BERLIN (CNA) — The president of the Czech Republic’s Senate, Miloš Vystrčil, said Tuesday that threats from China and a desire to uphold democratic values strengthened his intent to visit Taiwan.
The visit is planned for Aug. 30 to Sept. 5, Vystrčil announced at a press conference Tuesday, saying that China’s threats toward him and his predecessor were one of his main motivations for the trip.
Vystrčil’s predecessor Jaroslav Kubera, who died of a heart attack in January, was a long-time supporter of Taiwan and was planning to visit the country in February.
At the time, Czech media reported that the Chinese embassy had sent a letter threatening repercussions on Czech businesses if Kubera went through with the trip. His family later said the letter contributed to his death.
At the press conference, Vystrčil said he was dismayed by the letter and found the influence China exerts over his country unbearable.
During a meeting in March, when top Czech government officials discussed issues related to China, they took great care to avoid offending the country, Vystrčil said.
It made him realize just how powerless Czech officials were in the face of China, and that the two countries were not equal partners, Vystrčil said.
China also warned Vystrčil against congratulating President Tsai Ing-wen (蔡英文) on her inauguration for a second term in May and protested when he thanked Taiwan for its donation of surgical masks, he said.
Also contributing to his decision to visit Taiwan, Vystrčil said, was the Czech Republic’s history of siding with the values of freedom, democracy, independence and the rule of law over financial gain.
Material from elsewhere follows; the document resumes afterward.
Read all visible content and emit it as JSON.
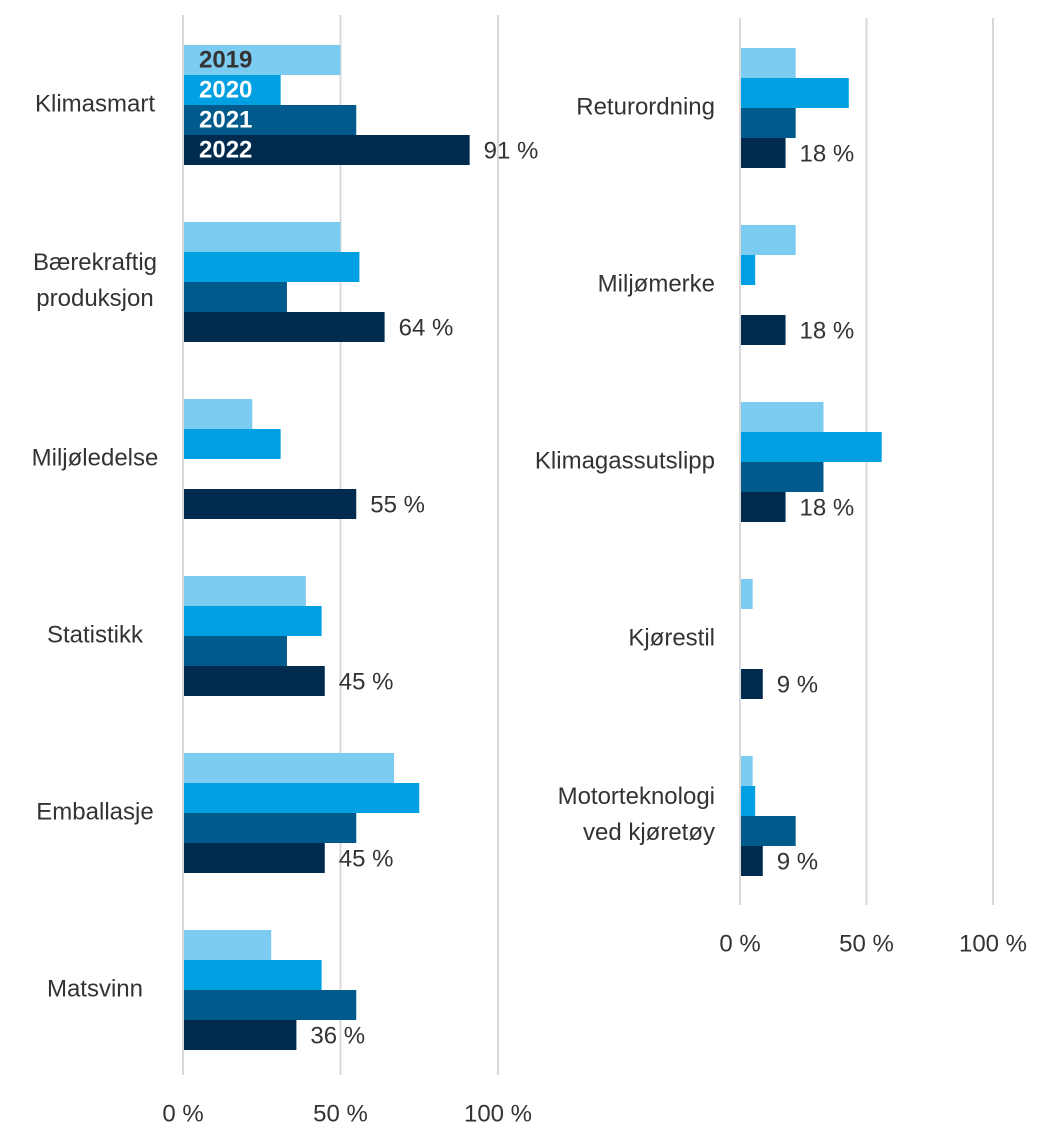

“I am inclined to uphold morals and values instead of counting money. Otherwise, sooner or later, we will realize we have nothing,” he said.
During his visit to Taiwan, Vystrčil will be accompanied by political, business and scientific leaders, he said, adding that his predecessor’s widow, Vera Kuberova, has also agreed to accompany the delegation.
As Senate president, Vystrčil ranks second only to the head of state in the Czech Republic, which would make him the highest ranking Czech official to ever visit Taiwan.